LogMiner Benefits

All changes made to user data or to the database dictionary are recorded in the Oracle redo log files so that database recovery operations can be performed.

Because LogMiner provides a well-defined, easy-to-use, and comprehensive relational interface to redo log files, it can be used as a powerful data auditing tool, and also as a sophisticated data analysis tool. The following list describes some key capabilities of LogMiner:

  • Pinpointing when a logical corruption to a database, such as errors made at the application level, may have begun. These might include errors such as those where the wrong rows were deleted because of incorrect values in a WHERE clause, rows were updated with incorrect values, the wrong index was dropped, and so forth. For example, a user application could mistakenly update a database to give all employees 100 percent salary increases rather than 10 percent increases, or a database administrator (DBA) could accidently delete a critical system table. It is important to know exactly when an error was made so that you know when to initiate time-based or change-based recovery. This enables you to restore the database to the state it was in just before corruption. See "Querying V$LOGMNR_CONTENTS Based on Column Values" for details about how you can use LogMiner to accomplish this.

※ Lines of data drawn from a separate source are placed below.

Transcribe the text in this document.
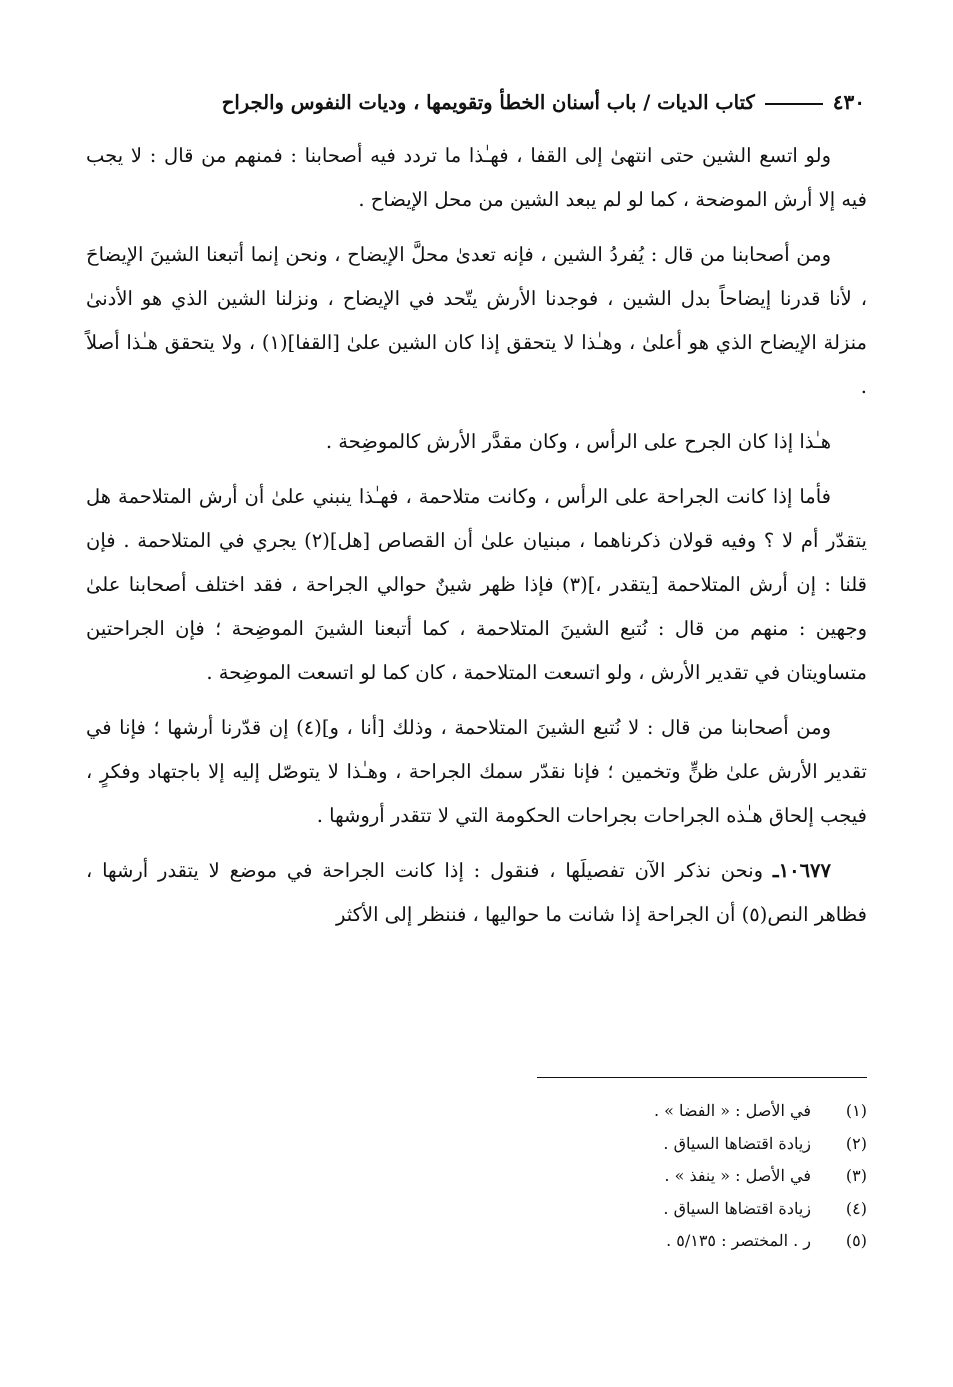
٤٣٠
كتاب الديات / باب أسنان الخطأ وتقويمها ، وديات النفوس والجراح

ولو اتسع الشين حتى انتهىٰ إلى القفا ، فهـٰذا ما تردد فيه أصحابنا : فمنهم من قال : لا يجب فيه إلا أرش الموضحة ، كما لو لم يبعد الشين من محل الإيضاح .

ومن أصحابنا من قال : يُفردُ الشين ، فإنه تعدىٰ محلَّ الإيضاح ، ونحن إنما أتبعنا الشينَ الإيضاحَ ، لأنا قدرنا إيضاحاً بدل الشين ، فوجدنا الأرش يتّحد في الإيضاح ، ونزلنا الشين الذي هو الأدنىٰ منزلة الإيضاح الذي هو أعلىٰ ، وهـٰذا لا يتحقق إذا كان الشين علىٰ [القفا](١) ، ولا يتحقق هـٰذا أصلاً .

هـٰذا إذا كان الجرح على الرأس ، وكان مقدَّر الأرش كالموضِحة .

فأما إذا كانت الجراحة على الرأس ، وكانت متلاحمة ، فهـٰذا ينبني علىٰ أن أرش المتلاحمة هل يتقدّر أم لا ؟ وفيه قولان ذكرناهما ، مبنيان علىٰ أن القصاص [هل](٢) يجري في المتلاحمة . فإن قلنا : إن أرش المتلاحمة [يتقدر ،](٣) فإذا ظهر شينٌ حوالي الجراحة ، فقد اختلف أصحابنا علىٰ وجهين : منهم من قال : نُتبع الشينَ المتلاحمة ، كما أتبعنا الشينَ الموضِحة ؛ فإن الجراحتين متساويتان في تقدير الأرش ، ولو اتسعت المتلاحمة ، كان كما لو اتسعت الموضِحة .

ومن أصحابنا من قال : لا نُتبع الشينَ المتلاحمة ، وذلك [أنا ، و](٤) إن قدّرنا أرشها ؛ فإنا في تقدير الأرش علىٰ ظنٍّ وتخمين ؛ فإنا نقدّر سمك الجراحة ، وهـٰذا لا يتوصّل إليه إلا باجتهاد وفكرٍ ، فيجب إلحاق هـٰذه الجراحات بجراحات الحكومة التي لا تتقدر أروشها .

١٠٦٧٧ـ ونحن نذكر الآن تفصيلَها ، فنقول : إذا كانت الجراحة في موضع لا يتقدر أرشها ، فظاهر النص(٥) أن الجراحة إذا شانت ما حواليها ، فننظر إلى الأكثر

(١)
في الأصل : « الفضا » .
(٢)
زيادة اقتضاها السياق .
(٣)
في الأصل : « ينفذ » .
(٤)
زيادة اقتضاها السياق .
(٥)
ر . المختصر : ٥/١٣٥ .
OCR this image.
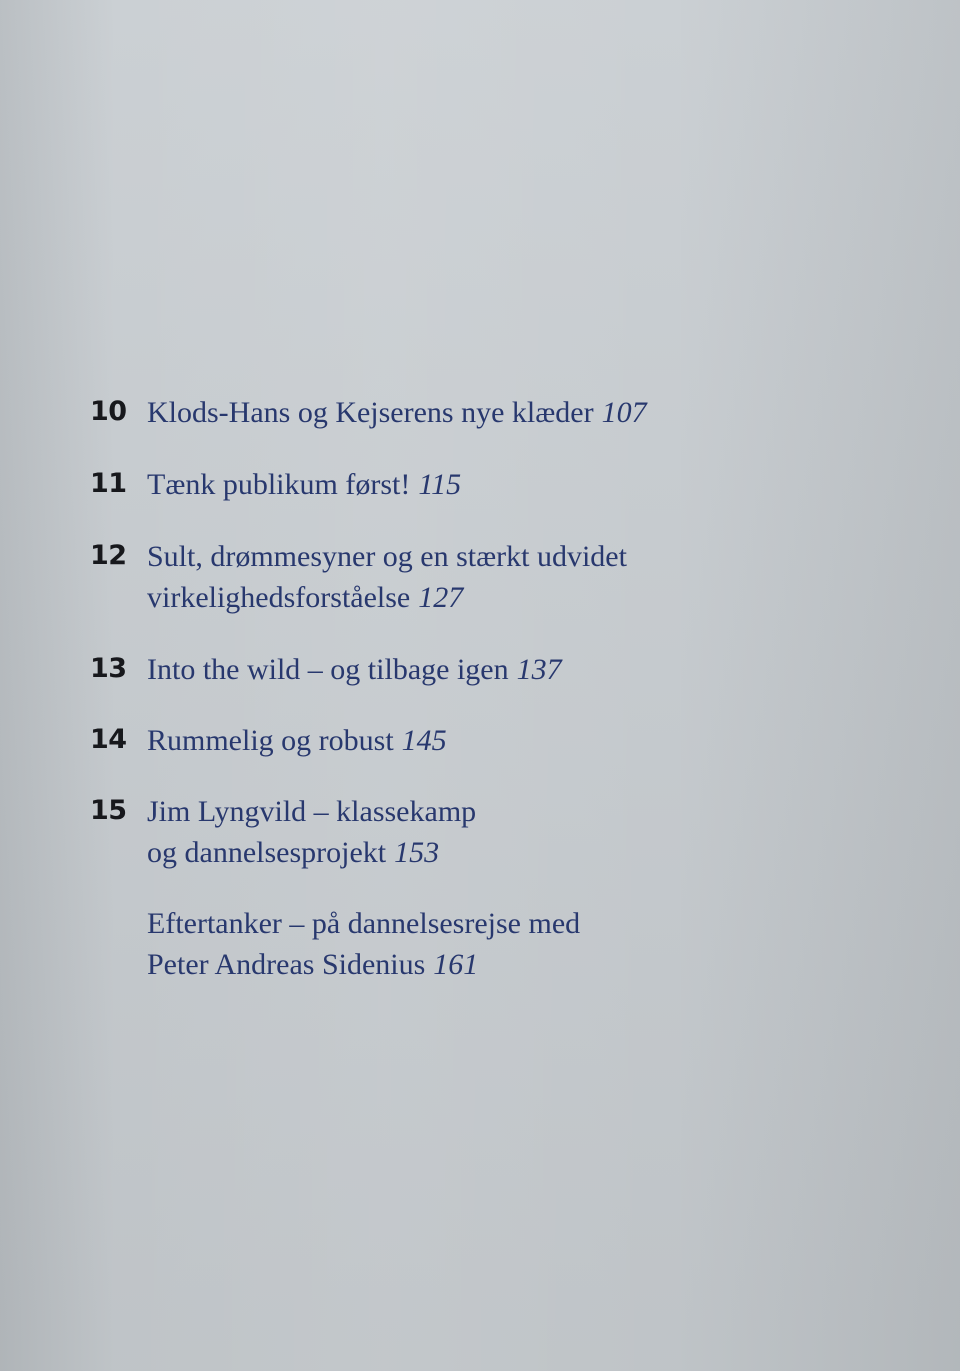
10 Klods-Hans og Kejserens nye klæder 107
11 Tænk publikum først! 115
12 Sult, drømmesyner og en stærkt udvidet
virkelighedsforståelse 127
13 Into the wild – og tilbage igen 137
14 Rummelig og robust 145
15 Jim Lyngvild – klassekamp
og dannelsesprojekt 153
Eftertanker – på dannelsesrejse med
Peter Andreas Sidenius 161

  • Determining what actions you would have to take to perform fine-grained recovery at the transaction level. If you fully understand and take into account existing dependencies, then it may be possible to perform a table-specific undo operation to return the table to its original state. This is achieved by applying table-specific reconstructed SQL statements that LogMiner provides in the reverse order from which they were originally issued. See "Scenario 1: Using LogMiner to Track Changes Made by a Specific User" for an example.

    Normally you would have to restore the table to its previous state, and then apply an archived redo log file to roll it forward.

  • Performance tuning and capacity planning through trend analysis. You can determine which tables get the most updates and inserts. That information provides a historical perspective on disk access statistics, which can be used for tuning purposes. See "Scenario 2: Using LogMiner to Calculate Table Access Statistics" for an example.

  • Performing postauditing. LogMiner can be used to track any data manipulation language (DML) and data definition language (DDL) statements executed on the database, the order in which they were executed, and who executed them. (However, to use LogMiner for such a purpose, you need to have an idea when the event occurred so that you can specify the appropriate logs for analysis; otherwise you might have to mine a large number of redo log files, which can take a long time. Consider using LogMiner as a complementary activity to auditing database use. See the Oracle Database Administrator's Guide for information about database auditing.)